Burgundy exports go on rising in 2017

Exports of Burgundy continued to rise in 2017 across all major markets, although volumes were largely stable on account of the constraints imposed by recent small vintages.

Overall, exports of Burgundy rose 0.7% by volume in 2017 versus 2016 – the lack of Chablis and Petit Chablis in particular hampering further gains as, if Chablis is removed from the equation, exports of Burgundy by volume rose 6% – but exports by value rose a rather more significant 10.7% to €906 million, a testament to the price the region’s wines now command.

Indeed, as the Bureau Interprofessionnel des Vins de Bourgogne (BIVB), said in a statement: “This growth in terms of revenue can be explained by a shift in sales towards more lucrative markets for Premium and Super Premium appellations. Since 2009, Bourgogne wines have lost ground in certain markets looking for high volumes and which can be difficult in terms of pricing (notably Germany, Sweden and the UK). The low volumes of red wines have, in parallel, led to a reorientation of efforts towards markets favouring white wines (USA, Canada, Japan).”

On this latter point, it was noted that white wines account for 65% of the volumes exported (and 49% of the value) but that this was a slight drop on the average.

Again, the lack of Chablis which makes up almost 40% of Burgundy’s white wine exports was a factor in this.

One big winner as a result have been the wines of the Mâconnais, which exported 14.8m bottles worth €80m in 2017, respective rises of 13.2% and 13.5% by volume and value on 2016.

The region’s red wines have also been on the move and saw export volumes rise 6.2% last year, especially among Village and Village Premier Cru levels.

The main drivers for this growth were the US, UK, China, Sweden and Germany.

Although only a very minor part of the picture, the Crémant de Bourgogne category continued to prove “dynamic” in 2017 with the volumes exported hitting a new record high of 7.2m bottles, a rise of 19% on 2016.

The US and Sweden remain the biggest markets for the sparkling wine but European markets such as Germany, Belgium and the UK also showed very positive growth – the UK up 153% in volume though from a very small base of course.

The five biggest export markets for Burgundy remain the US, UK, Japan, Belgium and Canada – which together absorb some 60% of Burgundy’s exports by volume and value.

Overall, the US, Belgium and Canada grew in both volume and value in 2017 while the UK and Japan dipped very slight in volume (less than 1%) but continued to grow in value.

In terms of the UK specifically, despite the uncertainty that still lingers over ‘Brexit’, exports of Burgundian wines were up 11.7% by value to €145.7m.

Volumes, however, fell 5.7% to 15m bottles, a loss that again was largely due to the shortfall in Chablis which alone accounts for 41% of all white Burgundian wines exported to the UK.

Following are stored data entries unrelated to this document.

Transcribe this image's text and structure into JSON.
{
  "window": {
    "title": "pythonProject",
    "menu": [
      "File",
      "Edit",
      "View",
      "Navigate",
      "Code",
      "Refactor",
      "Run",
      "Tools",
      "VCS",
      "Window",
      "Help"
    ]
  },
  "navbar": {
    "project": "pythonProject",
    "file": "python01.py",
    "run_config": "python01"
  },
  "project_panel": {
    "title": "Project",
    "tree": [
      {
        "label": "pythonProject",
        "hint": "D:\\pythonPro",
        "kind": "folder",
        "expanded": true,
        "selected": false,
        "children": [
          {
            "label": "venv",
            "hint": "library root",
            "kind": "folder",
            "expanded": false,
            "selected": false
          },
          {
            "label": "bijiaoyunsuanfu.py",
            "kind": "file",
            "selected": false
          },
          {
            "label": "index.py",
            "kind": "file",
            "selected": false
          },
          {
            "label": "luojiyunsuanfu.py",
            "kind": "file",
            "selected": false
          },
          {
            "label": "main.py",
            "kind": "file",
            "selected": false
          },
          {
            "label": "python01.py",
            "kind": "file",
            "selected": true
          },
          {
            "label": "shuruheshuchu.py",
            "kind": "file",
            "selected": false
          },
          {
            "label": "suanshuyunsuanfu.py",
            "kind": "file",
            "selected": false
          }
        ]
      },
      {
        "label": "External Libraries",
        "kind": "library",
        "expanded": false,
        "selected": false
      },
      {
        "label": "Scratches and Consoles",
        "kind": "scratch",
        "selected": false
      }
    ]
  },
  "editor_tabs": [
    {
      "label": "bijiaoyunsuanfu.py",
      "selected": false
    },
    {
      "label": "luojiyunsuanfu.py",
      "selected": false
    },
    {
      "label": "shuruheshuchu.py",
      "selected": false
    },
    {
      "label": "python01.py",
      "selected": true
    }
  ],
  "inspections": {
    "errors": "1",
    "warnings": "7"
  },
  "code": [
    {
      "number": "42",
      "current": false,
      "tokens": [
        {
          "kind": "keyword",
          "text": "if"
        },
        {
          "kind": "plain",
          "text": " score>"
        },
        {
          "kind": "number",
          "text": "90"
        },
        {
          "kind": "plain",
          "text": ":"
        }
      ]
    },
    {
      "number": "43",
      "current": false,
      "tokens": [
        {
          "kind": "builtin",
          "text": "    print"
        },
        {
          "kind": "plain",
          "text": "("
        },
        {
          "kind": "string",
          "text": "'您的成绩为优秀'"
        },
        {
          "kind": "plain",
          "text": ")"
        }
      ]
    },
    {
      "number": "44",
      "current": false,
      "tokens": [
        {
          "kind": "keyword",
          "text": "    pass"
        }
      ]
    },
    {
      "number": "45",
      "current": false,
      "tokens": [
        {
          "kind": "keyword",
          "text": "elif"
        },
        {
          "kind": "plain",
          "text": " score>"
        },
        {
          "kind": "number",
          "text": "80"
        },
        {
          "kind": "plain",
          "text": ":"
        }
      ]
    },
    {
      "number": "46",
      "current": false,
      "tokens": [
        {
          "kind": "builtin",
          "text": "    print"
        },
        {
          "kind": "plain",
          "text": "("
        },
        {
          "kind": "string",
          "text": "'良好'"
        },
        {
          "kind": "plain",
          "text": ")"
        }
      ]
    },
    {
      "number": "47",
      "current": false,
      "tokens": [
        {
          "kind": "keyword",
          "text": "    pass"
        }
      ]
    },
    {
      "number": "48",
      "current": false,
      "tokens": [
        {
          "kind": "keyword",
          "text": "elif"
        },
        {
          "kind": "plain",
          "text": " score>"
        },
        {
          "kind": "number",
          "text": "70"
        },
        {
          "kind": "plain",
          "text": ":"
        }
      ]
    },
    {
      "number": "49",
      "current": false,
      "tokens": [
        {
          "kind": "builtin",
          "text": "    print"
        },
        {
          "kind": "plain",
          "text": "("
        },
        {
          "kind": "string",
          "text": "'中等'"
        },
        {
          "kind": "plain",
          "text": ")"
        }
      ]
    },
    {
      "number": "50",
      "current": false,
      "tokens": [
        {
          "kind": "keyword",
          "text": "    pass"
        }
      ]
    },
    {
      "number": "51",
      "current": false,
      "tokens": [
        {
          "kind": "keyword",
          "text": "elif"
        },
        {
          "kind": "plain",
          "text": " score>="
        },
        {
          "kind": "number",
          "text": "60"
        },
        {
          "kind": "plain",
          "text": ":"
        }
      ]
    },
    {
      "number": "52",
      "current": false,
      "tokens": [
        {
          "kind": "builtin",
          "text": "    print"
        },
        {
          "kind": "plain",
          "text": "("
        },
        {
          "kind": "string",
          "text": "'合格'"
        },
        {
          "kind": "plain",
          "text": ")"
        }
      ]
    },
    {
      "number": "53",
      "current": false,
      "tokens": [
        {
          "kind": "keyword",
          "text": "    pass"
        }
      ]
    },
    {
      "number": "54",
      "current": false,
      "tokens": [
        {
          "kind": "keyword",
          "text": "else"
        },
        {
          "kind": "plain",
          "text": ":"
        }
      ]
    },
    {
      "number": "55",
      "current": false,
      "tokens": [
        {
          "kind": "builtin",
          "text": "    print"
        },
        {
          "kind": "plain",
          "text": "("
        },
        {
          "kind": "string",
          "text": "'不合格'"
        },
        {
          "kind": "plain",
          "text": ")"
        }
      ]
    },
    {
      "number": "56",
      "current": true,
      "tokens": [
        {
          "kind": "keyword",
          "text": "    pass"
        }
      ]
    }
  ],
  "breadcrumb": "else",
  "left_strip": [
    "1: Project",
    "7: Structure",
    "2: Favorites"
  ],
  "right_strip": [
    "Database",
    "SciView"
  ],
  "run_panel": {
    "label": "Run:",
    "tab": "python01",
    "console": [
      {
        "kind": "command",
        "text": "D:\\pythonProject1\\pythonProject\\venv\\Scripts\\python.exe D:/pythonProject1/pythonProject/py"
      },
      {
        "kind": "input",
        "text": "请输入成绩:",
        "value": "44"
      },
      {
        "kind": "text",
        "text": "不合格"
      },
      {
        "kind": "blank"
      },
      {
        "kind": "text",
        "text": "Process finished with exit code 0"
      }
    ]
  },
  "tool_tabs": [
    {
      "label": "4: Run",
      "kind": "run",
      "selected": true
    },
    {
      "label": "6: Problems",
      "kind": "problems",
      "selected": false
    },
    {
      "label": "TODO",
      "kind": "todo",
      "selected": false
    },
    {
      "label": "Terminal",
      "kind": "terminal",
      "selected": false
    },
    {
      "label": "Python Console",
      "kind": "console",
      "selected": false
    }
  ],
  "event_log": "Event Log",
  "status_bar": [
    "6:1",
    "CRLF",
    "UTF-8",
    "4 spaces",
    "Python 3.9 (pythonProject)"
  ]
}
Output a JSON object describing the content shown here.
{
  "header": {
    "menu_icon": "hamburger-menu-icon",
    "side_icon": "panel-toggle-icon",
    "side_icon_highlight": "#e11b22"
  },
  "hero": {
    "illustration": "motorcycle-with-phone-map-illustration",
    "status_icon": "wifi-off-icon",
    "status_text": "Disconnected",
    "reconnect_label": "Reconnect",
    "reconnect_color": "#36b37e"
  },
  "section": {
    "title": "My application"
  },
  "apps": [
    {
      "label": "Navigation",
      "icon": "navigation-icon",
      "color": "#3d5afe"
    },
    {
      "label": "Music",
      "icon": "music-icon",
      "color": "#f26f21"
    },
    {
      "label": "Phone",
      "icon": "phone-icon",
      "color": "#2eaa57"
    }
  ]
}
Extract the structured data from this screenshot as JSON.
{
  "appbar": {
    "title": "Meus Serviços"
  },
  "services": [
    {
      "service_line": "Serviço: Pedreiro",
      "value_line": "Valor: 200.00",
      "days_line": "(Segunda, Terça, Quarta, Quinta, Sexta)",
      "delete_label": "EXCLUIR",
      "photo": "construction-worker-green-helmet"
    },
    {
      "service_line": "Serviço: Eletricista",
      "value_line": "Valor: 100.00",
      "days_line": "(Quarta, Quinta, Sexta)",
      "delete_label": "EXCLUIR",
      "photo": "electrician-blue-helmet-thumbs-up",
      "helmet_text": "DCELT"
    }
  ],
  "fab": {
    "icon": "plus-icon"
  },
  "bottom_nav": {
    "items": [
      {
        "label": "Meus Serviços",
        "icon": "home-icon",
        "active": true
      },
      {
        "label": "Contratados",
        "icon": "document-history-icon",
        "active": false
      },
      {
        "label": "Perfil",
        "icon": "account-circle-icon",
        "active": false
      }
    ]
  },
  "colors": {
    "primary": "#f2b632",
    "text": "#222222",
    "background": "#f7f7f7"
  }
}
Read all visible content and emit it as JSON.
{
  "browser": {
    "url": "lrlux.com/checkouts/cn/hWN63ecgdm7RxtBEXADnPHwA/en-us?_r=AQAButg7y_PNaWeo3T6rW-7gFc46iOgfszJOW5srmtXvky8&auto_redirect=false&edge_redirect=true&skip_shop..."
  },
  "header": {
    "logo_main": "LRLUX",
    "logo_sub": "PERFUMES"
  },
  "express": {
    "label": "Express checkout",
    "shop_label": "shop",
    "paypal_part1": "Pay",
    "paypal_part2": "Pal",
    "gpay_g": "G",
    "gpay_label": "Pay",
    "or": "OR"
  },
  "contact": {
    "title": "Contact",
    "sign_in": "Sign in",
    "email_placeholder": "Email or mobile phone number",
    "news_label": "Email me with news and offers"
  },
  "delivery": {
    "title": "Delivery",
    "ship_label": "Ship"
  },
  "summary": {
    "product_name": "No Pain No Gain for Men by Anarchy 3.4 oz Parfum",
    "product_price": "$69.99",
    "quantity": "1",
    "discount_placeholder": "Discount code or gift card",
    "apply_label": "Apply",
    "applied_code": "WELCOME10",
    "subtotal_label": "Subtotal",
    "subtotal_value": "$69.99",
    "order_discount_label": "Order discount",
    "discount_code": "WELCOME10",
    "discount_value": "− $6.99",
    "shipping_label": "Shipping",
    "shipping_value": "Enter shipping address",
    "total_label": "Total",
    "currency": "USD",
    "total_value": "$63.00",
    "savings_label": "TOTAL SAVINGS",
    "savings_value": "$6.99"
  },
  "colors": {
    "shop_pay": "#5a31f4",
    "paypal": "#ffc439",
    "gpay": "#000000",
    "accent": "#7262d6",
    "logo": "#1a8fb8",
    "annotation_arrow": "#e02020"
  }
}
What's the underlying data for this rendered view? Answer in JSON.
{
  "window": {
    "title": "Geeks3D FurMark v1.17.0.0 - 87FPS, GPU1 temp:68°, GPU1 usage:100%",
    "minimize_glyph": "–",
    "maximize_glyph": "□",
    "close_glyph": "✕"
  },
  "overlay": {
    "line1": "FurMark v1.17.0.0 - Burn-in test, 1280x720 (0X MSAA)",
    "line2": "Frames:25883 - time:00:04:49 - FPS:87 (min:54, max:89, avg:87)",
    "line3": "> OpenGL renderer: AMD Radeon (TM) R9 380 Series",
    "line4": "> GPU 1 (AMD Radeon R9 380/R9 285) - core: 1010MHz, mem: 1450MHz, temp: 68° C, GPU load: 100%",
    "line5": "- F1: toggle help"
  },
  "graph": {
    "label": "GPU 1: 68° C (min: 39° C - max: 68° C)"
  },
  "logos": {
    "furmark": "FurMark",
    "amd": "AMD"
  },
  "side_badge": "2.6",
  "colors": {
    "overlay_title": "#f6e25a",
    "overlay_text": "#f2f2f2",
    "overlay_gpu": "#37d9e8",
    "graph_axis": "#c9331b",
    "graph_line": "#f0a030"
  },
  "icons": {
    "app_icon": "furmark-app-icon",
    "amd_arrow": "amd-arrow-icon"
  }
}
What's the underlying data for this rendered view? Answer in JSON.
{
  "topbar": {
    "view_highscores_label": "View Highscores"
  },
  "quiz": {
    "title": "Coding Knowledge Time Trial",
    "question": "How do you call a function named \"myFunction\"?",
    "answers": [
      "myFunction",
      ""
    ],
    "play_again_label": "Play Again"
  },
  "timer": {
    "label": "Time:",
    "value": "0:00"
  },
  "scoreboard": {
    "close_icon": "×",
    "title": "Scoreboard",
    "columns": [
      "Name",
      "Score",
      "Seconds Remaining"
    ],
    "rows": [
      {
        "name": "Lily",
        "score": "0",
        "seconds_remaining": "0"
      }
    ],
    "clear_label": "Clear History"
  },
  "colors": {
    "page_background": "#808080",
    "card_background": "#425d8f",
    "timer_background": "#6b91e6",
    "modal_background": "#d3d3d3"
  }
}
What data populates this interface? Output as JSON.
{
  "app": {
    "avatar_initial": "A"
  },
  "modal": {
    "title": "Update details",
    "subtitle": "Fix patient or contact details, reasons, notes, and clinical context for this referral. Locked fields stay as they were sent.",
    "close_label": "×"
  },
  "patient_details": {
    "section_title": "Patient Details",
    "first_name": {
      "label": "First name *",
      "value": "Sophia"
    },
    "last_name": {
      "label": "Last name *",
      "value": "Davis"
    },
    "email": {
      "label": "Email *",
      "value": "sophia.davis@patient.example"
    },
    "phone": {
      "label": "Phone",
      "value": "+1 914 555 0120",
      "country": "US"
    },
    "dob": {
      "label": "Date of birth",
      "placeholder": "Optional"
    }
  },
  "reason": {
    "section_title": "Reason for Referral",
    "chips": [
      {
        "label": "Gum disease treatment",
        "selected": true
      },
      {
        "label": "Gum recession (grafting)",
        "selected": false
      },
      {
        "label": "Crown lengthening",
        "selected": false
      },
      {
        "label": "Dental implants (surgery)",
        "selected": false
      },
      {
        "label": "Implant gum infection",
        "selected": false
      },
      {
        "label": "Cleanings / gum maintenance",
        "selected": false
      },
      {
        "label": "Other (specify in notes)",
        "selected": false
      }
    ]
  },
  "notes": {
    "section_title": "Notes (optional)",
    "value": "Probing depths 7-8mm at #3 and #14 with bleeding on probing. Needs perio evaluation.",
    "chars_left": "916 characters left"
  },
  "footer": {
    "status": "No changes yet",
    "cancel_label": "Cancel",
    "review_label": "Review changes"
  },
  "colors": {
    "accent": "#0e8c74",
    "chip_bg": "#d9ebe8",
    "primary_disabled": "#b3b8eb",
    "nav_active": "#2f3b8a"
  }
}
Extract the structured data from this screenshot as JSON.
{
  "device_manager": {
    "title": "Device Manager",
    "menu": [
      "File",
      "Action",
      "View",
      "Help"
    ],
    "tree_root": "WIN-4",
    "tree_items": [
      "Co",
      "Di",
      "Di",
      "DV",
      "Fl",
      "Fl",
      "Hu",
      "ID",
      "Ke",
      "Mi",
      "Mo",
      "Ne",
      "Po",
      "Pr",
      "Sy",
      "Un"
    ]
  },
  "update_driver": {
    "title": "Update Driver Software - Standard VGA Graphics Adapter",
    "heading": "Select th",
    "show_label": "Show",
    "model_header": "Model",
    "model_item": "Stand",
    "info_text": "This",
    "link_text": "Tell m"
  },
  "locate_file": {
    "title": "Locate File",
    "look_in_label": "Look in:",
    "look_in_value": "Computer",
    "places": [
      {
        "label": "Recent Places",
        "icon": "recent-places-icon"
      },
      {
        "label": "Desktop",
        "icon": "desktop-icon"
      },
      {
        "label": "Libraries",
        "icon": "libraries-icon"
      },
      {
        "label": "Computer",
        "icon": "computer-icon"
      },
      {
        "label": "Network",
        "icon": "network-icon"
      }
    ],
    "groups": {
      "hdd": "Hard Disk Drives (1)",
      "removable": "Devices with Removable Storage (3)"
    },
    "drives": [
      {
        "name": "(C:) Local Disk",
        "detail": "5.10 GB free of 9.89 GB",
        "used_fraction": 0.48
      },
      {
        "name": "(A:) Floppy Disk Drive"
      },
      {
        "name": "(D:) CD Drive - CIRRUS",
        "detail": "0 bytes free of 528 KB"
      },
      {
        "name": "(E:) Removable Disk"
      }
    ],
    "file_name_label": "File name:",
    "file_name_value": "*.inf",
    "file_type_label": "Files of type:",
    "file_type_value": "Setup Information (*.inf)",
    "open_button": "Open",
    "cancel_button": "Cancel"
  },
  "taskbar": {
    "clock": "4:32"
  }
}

On the other hand, as Nelly Blau, export director of the BIVB, told the drinks business, if the Chablis figures are discounted then volumes to the UK actually rose 8% and value 23%.

As with the broader picture for Burgundian wines, those categories showing real progress in the UK are white wines from the Mâconnais (up 17.9% in volume and 11.4% in value), regional red AOCs (up 11% by volume and 46% by value) and Crémant (up 153% by volume and 168% by value).

Quite how exports will be impacted over the course of this year is yet to be seen. In 2017 most wines in the system were from the 2014 and 2015 vintages whereas added to the mix this year are the wines of the really very small 2016 harvest.

Most likely, total exports by volume may be shown to be down again by the end of this year but values will undoubtedly have risen.

Fortunately, the figures for the 2017 vintage show the region enjoyed a rather more substantial harvest in that year of just over 1.5 million hectolitres, up 5% on the 10 year average.